Like all haematophagous lice, P. humanus directly depends on the presence of endosymbiotic bacteria to supplement their unbalanced diet and metabolic integration [9]. Symbiosis is a common widespread phenomenon, which strongly affects the biology of haematophagous arthropods. This interaction encompasses a whole range of possible symbiotic associations, from strict parasitism to obligate mutualism [10]. Body and head lice host the same primary endosymbiotic bacteria (Candidatus Riesia pediculicola) [9], which is a member of the Gamma-proteobacteria class, Enterobacteriaceae family within the Candidatus Riesia genus [11, 12]. The symbiont is housed in mycetome that is localized on the ventral side of the lice midgut. In adult females the developing ovum is also infected for transovarial transmission to progeny [9, 11]. Genomic study of the human body louse and its primary endosymbiont has provided new insights into Candidatus R. pediculicola [11]. This bacterium has a small genome (< 600 genes) containing a panel of genes encoding for the synthesis of essential B-group vitamins that are crucial for the host’s diet [13]. Indeed, the symbiont supplements the host with thiamine, riboflavin, niacin, pantothenic acid, pyridoxine, biotin and folate (B1, B2, B3, B5, B6, B7 and B9 vitamins) [13, 14]. In addition, removal of the mycetome in Pediculus females leads to their death a few days later, as well as to the production of deformed eggs [10, 13]. Moreover, Candidatus R. pediculicola can be targeted for possible lice control strategies, especially with the absence of antibiotic resistance genes [10, 13].

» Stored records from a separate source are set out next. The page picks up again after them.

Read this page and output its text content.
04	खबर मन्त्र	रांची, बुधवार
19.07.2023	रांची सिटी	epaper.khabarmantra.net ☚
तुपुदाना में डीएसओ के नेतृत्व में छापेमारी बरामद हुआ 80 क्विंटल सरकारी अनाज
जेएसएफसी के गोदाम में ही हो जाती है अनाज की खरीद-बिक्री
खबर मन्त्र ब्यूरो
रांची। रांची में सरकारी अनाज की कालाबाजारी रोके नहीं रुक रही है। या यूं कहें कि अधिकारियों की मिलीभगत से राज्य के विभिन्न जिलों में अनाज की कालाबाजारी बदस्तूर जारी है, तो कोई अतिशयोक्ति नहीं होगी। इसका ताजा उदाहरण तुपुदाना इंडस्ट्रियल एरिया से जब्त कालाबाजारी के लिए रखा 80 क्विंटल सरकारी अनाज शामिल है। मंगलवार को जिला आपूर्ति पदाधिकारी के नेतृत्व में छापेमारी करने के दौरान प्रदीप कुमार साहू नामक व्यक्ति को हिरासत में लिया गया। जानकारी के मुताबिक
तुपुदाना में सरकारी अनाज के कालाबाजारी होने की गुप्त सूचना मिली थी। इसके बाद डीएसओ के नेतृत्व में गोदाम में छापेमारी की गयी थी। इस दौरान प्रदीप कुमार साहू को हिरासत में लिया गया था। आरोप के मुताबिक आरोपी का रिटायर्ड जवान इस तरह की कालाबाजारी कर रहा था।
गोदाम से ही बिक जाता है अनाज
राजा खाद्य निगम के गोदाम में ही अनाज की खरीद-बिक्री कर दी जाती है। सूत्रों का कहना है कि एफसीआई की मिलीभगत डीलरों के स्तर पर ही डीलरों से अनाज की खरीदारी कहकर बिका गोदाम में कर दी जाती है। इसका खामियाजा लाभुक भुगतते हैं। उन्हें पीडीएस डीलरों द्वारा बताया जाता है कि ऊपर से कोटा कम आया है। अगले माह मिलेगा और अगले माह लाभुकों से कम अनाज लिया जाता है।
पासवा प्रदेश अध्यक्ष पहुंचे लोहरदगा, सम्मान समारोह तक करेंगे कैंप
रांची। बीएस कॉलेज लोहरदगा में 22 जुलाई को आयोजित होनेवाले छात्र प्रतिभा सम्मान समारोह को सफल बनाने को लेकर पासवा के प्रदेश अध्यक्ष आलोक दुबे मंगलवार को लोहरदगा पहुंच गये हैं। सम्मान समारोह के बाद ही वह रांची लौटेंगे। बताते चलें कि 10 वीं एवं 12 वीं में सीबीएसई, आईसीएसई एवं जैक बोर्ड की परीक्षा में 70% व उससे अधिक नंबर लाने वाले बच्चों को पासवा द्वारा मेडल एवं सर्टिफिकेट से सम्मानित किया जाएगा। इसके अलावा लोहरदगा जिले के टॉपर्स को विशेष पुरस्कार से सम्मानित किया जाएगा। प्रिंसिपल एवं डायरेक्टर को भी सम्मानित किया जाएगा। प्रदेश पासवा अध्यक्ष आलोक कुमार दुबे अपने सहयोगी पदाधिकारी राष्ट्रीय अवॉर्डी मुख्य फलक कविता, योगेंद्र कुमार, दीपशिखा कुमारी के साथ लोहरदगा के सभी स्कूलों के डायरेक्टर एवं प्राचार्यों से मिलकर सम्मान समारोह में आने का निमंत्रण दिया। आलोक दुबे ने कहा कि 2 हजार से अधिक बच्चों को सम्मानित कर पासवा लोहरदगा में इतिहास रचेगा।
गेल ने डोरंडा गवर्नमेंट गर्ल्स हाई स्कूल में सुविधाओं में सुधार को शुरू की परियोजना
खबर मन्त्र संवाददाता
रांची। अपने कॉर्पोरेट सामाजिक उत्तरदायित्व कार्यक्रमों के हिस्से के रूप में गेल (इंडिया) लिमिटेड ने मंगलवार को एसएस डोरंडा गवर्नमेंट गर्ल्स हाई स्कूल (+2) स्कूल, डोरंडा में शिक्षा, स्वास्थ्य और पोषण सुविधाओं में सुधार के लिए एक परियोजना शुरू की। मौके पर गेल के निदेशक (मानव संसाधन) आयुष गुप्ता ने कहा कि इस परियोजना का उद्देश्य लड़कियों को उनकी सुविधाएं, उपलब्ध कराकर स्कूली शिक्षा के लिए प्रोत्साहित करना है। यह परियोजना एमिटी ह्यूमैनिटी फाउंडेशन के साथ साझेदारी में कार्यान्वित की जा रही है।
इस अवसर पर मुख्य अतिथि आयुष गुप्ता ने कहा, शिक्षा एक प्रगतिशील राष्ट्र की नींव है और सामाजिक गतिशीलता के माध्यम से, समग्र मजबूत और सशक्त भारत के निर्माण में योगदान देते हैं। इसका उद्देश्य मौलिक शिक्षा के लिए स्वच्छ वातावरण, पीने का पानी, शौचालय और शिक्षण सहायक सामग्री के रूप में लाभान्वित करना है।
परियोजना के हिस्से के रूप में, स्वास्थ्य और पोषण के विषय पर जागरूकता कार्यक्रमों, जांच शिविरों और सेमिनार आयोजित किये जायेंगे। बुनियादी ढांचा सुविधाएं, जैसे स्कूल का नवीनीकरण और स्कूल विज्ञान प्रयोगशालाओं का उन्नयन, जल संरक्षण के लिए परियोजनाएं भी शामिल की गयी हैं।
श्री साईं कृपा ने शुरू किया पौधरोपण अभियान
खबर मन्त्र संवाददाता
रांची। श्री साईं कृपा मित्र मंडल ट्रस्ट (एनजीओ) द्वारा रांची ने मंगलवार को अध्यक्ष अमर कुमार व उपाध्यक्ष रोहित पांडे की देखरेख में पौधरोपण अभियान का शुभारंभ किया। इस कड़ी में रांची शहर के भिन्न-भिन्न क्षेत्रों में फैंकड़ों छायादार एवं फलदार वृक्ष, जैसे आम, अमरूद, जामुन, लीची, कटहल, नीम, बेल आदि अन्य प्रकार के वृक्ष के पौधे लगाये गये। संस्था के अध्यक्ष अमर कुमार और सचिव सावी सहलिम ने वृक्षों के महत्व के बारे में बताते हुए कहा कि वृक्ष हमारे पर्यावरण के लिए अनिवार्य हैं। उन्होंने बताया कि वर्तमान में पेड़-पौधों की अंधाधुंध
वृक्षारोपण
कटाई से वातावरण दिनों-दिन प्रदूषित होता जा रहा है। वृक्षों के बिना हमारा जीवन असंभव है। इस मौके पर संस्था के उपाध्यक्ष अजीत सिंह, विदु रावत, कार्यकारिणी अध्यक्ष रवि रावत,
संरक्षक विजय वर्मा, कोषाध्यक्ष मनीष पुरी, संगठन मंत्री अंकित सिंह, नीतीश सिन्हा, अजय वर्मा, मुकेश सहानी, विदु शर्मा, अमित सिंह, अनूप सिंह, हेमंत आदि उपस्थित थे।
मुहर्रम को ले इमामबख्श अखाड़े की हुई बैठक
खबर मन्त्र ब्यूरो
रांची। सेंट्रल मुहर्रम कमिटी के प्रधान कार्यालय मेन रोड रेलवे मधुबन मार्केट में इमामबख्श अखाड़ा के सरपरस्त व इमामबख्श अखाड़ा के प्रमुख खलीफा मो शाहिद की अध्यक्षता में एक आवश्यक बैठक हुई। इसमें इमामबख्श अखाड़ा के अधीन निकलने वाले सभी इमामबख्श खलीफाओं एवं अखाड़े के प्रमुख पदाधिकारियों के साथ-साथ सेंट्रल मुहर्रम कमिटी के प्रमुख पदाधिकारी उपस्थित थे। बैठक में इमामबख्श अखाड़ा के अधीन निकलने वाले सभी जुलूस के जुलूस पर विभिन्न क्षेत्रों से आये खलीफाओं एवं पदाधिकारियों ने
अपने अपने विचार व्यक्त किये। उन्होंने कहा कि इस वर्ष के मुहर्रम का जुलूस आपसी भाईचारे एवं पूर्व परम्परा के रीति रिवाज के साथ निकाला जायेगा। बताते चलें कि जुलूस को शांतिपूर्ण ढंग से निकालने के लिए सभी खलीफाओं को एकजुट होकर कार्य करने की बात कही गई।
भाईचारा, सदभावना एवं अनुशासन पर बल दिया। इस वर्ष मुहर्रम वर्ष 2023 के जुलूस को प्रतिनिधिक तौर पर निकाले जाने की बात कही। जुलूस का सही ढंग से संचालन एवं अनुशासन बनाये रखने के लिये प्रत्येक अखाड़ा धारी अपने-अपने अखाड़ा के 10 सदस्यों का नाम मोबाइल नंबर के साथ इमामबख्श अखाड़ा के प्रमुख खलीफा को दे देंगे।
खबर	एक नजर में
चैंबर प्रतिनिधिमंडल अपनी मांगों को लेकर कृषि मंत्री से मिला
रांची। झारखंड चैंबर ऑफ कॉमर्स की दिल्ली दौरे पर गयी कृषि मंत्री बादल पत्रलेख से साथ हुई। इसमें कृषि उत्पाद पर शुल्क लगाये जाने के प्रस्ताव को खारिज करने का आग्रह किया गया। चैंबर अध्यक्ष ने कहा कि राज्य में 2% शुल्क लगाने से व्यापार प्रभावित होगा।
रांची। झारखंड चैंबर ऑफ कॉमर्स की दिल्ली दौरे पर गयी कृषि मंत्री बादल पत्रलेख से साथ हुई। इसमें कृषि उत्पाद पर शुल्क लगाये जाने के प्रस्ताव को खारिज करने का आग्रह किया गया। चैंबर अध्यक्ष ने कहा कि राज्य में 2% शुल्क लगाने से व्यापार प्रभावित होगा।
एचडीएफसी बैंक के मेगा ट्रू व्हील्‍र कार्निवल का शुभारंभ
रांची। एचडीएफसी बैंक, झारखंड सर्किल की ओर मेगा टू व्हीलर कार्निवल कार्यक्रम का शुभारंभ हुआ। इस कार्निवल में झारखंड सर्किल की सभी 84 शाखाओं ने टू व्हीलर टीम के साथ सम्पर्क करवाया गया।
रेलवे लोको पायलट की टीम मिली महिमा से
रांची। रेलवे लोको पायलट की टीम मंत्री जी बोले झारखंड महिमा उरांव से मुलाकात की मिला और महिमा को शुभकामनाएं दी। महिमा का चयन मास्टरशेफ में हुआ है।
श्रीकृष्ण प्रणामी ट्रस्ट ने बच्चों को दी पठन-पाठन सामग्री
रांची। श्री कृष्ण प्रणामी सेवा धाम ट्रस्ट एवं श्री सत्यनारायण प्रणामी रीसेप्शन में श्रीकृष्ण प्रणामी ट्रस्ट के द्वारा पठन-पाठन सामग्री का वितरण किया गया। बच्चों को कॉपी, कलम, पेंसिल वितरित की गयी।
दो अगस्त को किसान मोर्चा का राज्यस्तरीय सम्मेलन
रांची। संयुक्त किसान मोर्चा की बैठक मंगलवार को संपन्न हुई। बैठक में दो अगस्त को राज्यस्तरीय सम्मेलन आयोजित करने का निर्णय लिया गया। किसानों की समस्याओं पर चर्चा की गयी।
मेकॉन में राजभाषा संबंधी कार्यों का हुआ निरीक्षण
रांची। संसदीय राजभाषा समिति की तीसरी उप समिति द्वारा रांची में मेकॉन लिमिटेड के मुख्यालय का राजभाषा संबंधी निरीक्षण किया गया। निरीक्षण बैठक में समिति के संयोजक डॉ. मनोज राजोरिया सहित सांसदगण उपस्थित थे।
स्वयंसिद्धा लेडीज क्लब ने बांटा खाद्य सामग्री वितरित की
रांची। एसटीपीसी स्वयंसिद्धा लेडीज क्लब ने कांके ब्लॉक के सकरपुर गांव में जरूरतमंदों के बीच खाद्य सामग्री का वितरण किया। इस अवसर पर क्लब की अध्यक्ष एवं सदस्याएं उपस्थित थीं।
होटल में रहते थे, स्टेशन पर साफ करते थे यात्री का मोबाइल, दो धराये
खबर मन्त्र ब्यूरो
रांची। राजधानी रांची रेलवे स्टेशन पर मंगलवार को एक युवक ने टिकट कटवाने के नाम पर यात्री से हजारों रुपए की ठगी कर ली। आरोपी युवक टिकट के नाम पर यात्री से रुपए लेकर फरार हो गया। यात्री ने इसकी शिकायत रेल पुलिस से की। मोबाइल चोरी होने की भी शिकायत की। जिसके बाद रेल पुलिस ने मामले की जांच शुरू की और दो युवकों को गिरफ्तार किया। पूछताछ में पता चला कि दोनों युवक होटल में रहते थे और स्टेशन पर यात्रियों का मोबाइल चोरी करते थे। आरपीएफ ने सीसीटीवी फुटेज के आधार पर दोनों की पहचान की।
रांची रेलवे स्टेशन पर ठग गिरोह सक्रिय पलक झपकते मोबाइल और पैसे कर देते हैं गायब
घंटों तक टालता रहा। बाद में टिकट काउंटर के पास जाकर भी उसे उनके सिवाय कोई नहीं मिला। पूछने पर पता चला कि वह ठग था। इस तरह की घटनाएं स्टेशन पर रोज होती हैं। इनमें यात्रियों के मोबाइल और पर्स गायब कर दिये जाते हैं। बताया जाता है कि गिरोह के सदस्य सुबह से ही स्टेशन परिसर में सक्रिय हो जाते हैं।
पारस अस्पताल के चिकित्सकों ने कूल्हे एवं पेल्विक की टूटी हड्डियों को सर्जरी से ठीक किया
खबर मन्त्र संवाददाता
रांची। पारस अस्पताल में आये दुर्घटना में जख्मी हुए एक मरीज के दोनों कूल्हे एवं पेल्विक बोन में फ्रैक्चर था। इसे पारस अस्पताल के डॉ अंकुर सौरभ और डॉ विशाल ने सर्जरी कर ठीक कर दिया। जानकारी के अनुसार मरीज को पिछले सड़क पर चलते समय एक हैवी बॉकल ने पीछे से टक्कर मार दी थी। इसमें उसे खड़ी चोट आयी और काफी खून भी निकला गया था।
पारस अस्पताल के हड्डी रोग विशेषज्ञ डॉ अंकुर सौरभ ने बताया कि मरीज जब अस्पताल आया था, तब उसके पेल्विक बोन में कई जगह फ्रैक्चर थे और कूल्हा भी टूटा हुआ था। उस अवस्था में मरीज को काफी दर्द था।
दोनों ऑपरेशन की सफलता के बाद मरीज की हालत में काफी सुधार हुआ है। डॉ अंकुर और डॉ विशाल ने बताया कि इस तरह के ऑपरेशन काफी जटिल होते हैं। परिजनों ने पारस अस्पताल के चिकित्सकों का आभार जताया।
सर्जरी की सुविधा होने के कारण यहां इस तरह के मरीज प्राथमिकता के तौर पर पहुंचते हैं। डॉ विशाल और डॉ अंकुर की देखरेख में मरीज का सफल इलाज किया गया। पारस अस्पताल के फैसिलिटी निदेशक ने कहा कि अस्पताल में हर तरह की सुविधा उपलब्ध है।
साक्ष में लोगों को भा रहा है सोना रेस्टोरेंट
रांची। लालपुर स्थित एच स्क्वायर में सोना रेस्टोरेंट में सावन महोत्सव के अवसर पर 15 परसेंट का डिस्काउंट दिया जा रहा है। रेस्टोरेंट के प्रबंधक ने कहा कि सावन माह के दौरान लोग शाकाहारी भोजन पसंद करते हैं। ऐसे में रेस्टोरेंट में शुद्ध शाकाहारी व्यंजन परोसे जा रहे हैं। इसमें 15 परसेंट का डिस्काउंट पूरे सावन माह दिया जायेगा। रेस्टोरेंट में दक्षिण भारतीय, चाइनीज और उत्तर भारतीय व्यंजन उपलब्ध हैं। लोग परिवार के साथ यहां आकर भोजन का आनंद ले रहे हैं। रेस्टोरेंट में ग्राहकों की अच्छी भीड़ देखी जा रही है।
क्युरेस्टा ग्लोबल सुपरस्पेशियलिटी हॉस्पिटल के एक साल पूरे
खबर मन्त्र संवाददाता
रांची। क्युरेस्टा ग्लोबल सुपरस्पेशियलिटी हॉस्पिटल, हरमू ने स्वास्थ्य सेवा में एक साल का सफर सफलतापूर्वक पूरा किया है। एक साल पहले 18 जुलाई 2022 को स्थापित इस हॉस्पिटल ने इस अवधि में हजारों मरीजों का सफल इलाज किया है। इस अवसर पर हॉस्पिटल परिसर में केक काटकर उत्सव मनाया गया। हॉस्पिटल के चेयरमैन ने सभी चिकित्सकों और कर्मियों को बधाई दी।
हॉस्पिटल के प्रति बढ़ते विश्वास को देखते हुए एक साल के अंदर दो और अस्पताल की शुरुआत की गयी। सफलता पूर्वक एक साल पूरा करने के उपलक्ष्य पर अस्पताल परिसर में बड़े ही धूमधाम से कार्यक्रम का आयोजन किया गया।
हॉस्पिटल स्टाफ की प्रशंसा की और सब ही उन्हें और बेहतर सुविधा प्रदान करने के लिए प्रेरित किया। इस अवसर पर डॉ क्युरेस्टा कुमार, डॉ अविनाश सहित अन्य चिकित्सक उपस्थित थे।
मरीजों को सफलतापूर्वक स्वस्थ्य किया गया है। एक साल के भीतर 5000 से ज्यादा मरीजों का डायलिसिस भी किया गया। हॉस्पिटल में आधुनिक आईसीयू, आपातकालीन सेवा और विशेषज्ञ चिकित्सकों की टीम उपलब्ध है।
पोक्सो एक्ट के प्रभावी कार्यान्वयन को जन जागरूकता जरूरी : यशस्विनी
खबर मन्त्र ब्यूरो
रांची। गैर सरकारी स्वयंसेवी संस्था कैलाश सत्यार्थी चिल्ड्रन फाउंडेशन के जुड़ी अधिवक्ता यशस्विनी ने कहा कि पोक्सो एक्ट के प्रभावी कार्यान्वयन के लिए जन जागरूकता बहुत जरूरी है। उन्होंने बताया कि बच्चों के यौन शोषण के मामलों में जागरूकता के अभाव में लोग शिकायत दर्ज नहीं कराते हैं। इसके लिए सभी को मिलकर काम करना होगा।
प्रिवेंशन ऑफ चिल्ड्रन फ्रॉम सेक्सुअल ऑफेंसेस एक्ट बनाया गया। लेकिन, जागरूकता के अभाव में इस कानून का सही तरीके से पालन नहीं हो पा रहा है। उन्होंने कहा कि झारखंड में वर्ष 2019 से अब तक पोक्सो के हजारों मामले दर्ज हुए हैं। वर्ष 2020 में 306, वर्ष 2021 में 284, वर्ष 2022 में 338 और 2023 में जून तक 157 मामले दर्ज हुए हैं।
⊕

Human and chimpanzee lice (Pediculus schaeffi) diverged from a common ancestor, as did their human (Homo sapiens) and chimpanzees hosts (Pan troglodytes), somewhere between approximately five and seven million years ago. Interestingly, Candidatus R. pediculicola shared a common ancestor with the P. schaeffi endosymbiont (Candidatus R. pediculischaeffi), roughly 5.4 million years ago [14, 15]. The evaluation of this co-evolutionary association between louse and their endosymbionts might provide new insights into human evolution [15]. Furthermore, phylogenetic studies have shown a higher sequence similarity between clade A-head and body lice endosymbionts compared to a lower similarity in clade A and B-head lice endosymbionts. These results suggest that the endosymbionts co-evolved with their hosts’ clades [15].
In this study, we aimed to establish a co-evolutionary relationship between the endosymbiotic bacteria and their human lice hosts from different clades using molecular approaches. We investigated mitochondrial genes from the six divergent clades of human lice and the housekeeping genes of Candidatus R. pediculicola, in order to determine the lice clade using its endosymbiont bacteria.